The essence of this duty is not to allow the company to trade while the organisation cannot meet its debts as and when they fall due. The duty requires directors to know the financial position of the organisation and to be sure that it is financially viable. Given the common lack of financial expertise of many directors in Australia, the knowledge required to meet this duty is often supplemented by outside expertise or delegated to a board committee.
What is the court’s attitude to breaches?
A major factor the courts consider in whether it exonerates a director for a breach of the law is whether the director acted honestly and in good faith and that, given the circumstances of the case, it is fair and reasonable for them to be forgiven. The director would need to demonstrate that they have made a genuine attempt to meet the standard of care required of him or her while acting as a director.
The importance of the topic was signified in May this year, when the High Court of Australia reaffirmed the finding that seven non-executive directors of James Hardie (including high profile former chairwoman Meredith Hellicar) breached their duties as directors in approving a misleading ASX announcement.
The ASX statement said that the company had established a fully funded compensation plan, called the Medical Research and Compensation Foundation, to address claims from people suffering asbestos related diseases. However, the foundation was underfunded by more than $1.5 billion and faced potential bankruptcy.
Importantly, the Court also held that the general counsel and company secretary, Peter James Shafron, failed to discharge his duties with care and diligence, in relation to the actuarial work that underpinned the statement released and that he failed to provide proper advice to the board and the CEO.
This decision sends a clear warning to all company directors, when making potential misleading statements to investors. To avoid the potential risks, there should be continued disclosure and boards must place careful consideration on statements in their company’s releases, to ensure they are true and accurate.

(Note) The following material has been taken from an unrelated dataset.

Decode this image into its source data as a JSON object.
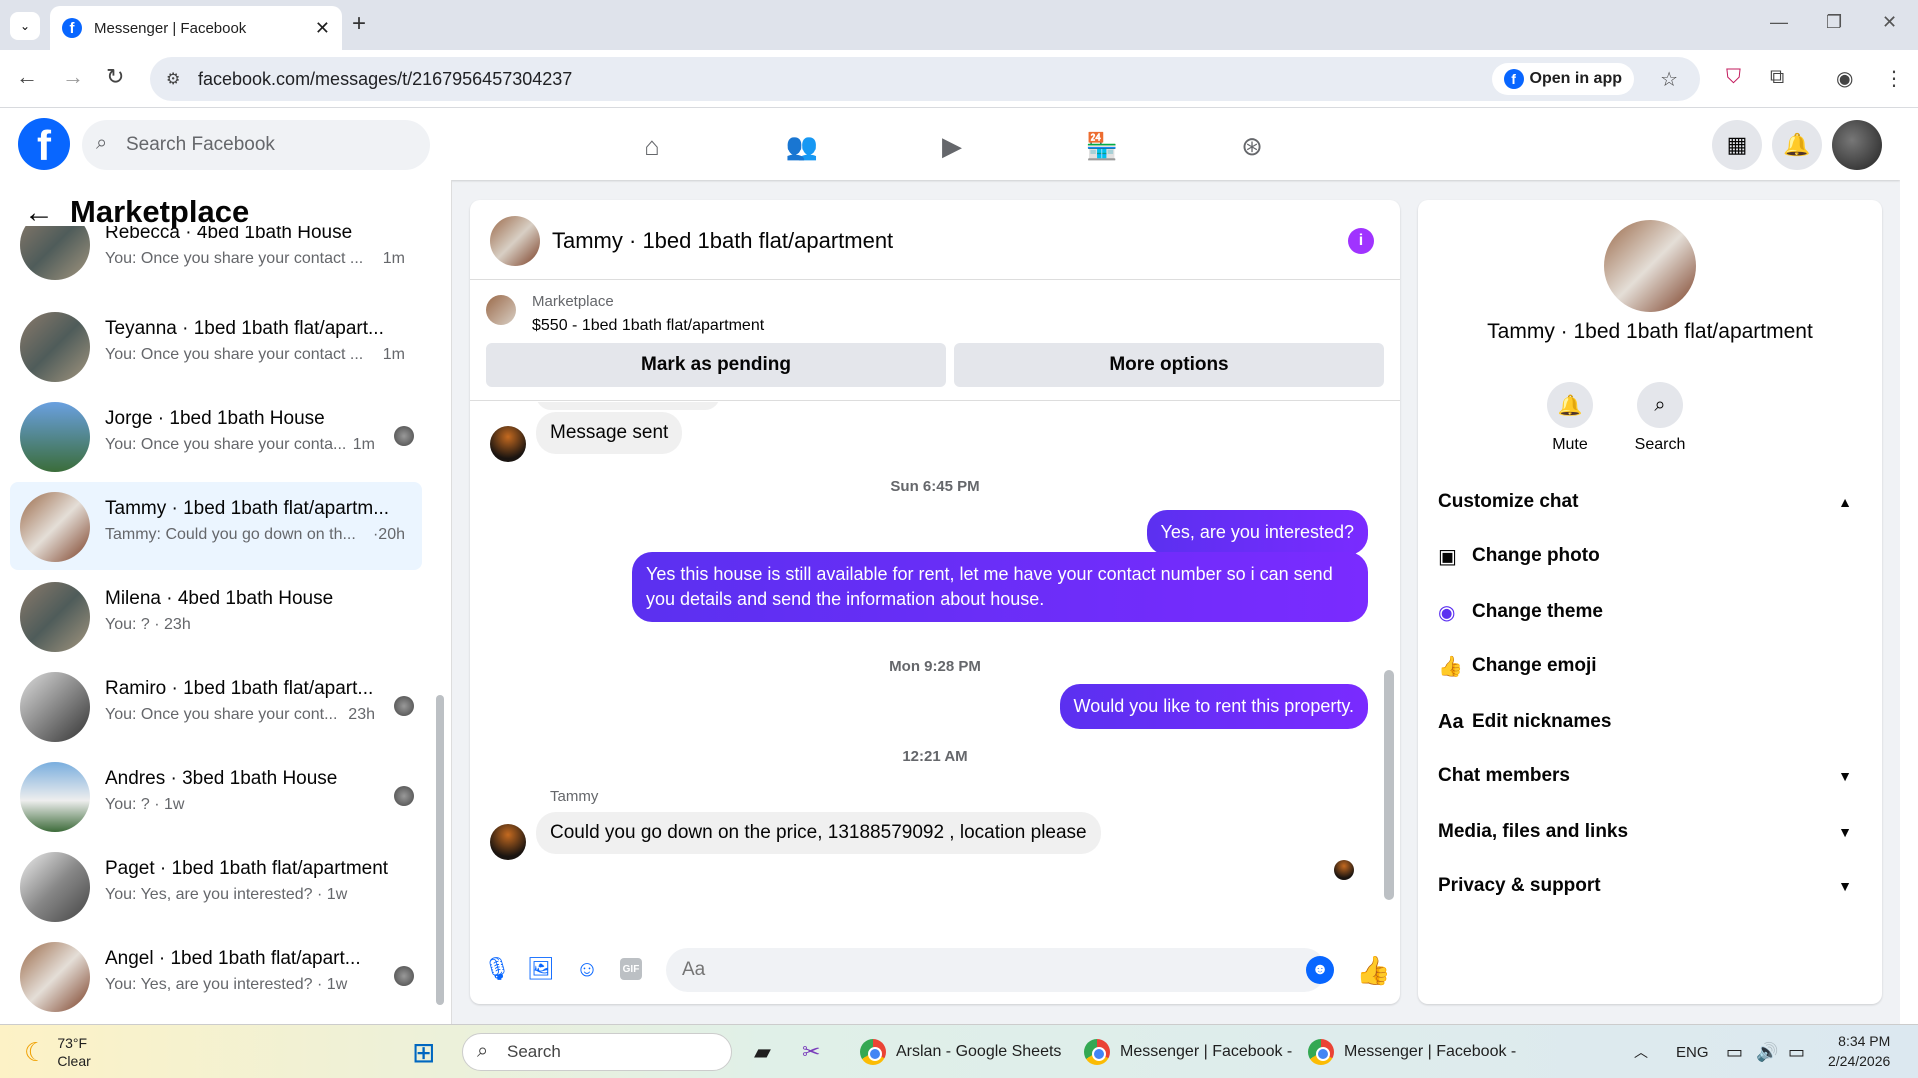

While the emphasis was on company directors, the case further shows that the buck does not stop there as such duties also apply to company secretaries and company officers (key executives), and those involved in corporate governance and policies (e.g. those preparing board materials).
When a board considers making a public statement:
- Care must be taken in preparing and approving minutes of meetings.
- Careful consideration should be given to the drafting of ASX announcements using convenient terms.
- Constant reviews should be conducted on the current corporate record keeping practices.
- The company should determine and be clear on who in the organisation is likely to be an officer and what their role should be in any given matter.
Directors’ and officers’ insurance
The potential personal exposure for directors and officers means that it is rare to find a board that does not have directors’ and officers indemnity insurance. This insurance is designed to indemnify for loss in the event the company or the individual is sued in conjunction with the performance of directors’ duties as they relate to the company. The indemnity does not, however, extend to protect directors when they have found to have wilfully breached company law or the standards required as established in common law.
No matter the size of your company, there is no escaping the fact that all directors are required to meet certain legal obligations that are owed both to the company and the public. Recent high profile cases have signified that courts are prepare to pierce the corporate veil that directors have used to protect themselves from personal liability, in instances where they fail to meet their obligations.
Today, being a director is much more complex and, at times, onerous than say a decade ago. Board members and other key management must know and be conscious of the laws that describe their duties. This article only scratches the surface of these matters, but every board should spend the time discussing these matters with their advisors.